Tightened domain or range constraints. Suppose the treats predicate originally allowed BIOLOGICAL_PROCESS as an object, and a schema revision restricts it to DISEASE only. Existing edges with BIOLOGICAL_PROCESS objects are now constraint violations -- but they were valid when written. The schema version recorded at ingest time (see below) is what allows the linter to distinguish "was valid under the schema in force at the time of extraction" from "is valid under the current schema." That distinction matters for prioritizing remediation: edges that were malformed at extraction time are errors; edges that became malformed due to a schema revision are migration items.
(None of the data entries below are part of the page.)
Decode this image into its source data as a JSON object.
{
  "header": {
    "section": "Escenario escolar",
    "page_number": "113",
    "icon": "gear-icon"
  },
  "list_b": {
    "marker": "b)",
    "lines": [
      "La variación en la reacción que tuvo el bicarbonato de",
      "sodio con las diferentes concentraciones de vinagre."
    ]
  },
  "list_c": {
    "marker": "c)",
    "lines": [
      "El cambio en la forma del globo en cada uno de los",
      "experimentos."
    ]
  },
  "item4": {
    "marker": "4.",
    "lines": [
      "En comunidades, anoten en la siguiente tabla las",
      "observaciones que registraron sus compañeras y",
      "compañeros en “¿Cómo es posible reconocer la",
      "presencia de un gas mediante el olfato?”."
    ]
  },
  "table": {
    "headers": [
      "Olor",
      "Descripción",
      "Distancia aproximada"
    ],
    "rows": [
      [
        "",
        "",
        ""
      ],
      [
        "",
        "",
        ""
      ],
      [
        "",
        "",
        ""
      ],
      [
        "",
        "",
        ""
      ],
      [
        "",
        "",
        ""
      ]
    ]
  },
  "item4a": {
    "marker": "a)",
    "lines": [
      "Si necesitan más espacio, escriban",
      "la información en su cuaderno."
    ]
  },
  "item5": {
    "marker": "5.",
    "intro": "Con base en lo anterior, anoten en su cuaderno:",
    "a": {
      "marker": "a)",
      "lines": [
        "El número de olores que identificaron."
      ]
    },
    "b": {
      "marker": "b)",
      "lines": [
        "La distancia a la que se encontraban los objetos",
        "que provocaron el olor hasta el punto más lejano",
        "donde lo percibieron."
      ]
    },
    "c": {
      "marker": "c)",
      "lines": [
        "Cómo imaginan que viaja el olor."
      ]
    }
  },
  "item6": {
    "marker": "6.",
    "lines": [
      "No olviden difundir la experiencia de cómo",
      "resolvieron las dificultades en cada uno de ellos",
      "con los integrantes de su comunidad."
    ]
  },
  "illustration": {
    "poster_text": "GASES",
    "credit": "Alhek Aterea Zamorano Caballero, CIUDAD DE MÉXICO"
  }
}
Predicate renaming or splitting. A predicate that is renamed or split into two more specific predicates is handled as deprecate-old plus introduce-new. Edges carrying the old predicate are flagged as deprecated. A migration script -- not the identity server -- moves them to the new predicate with a provenance note recording the transformation. The migration script is an explicit, reviewable artifact; the transformation is logged in the merge history alongside entity merges and promotions.

Versioned schemas. The domain service's GET /schema response should carry a version field -- a semantic version or a content hash. The identity server records which schema version was active when each edge was ingested. This makes the migration state auditable: you can query "show me all edges ingested under schema version 2.1 that fail validation under schema version 2.3" and get a concrete work list.

The philosophical point follows directly from Chapter 12: the graph's response to ontology evolution is the same as its response to any other form of conflict or structural tension -- surface it, record it, and resolve it deliberately. An ontology change that silently invalidates existing edges is a hidden violation of the provenance guarantee. An ontology change that makes violations visible and auditable is just another form of graph linting.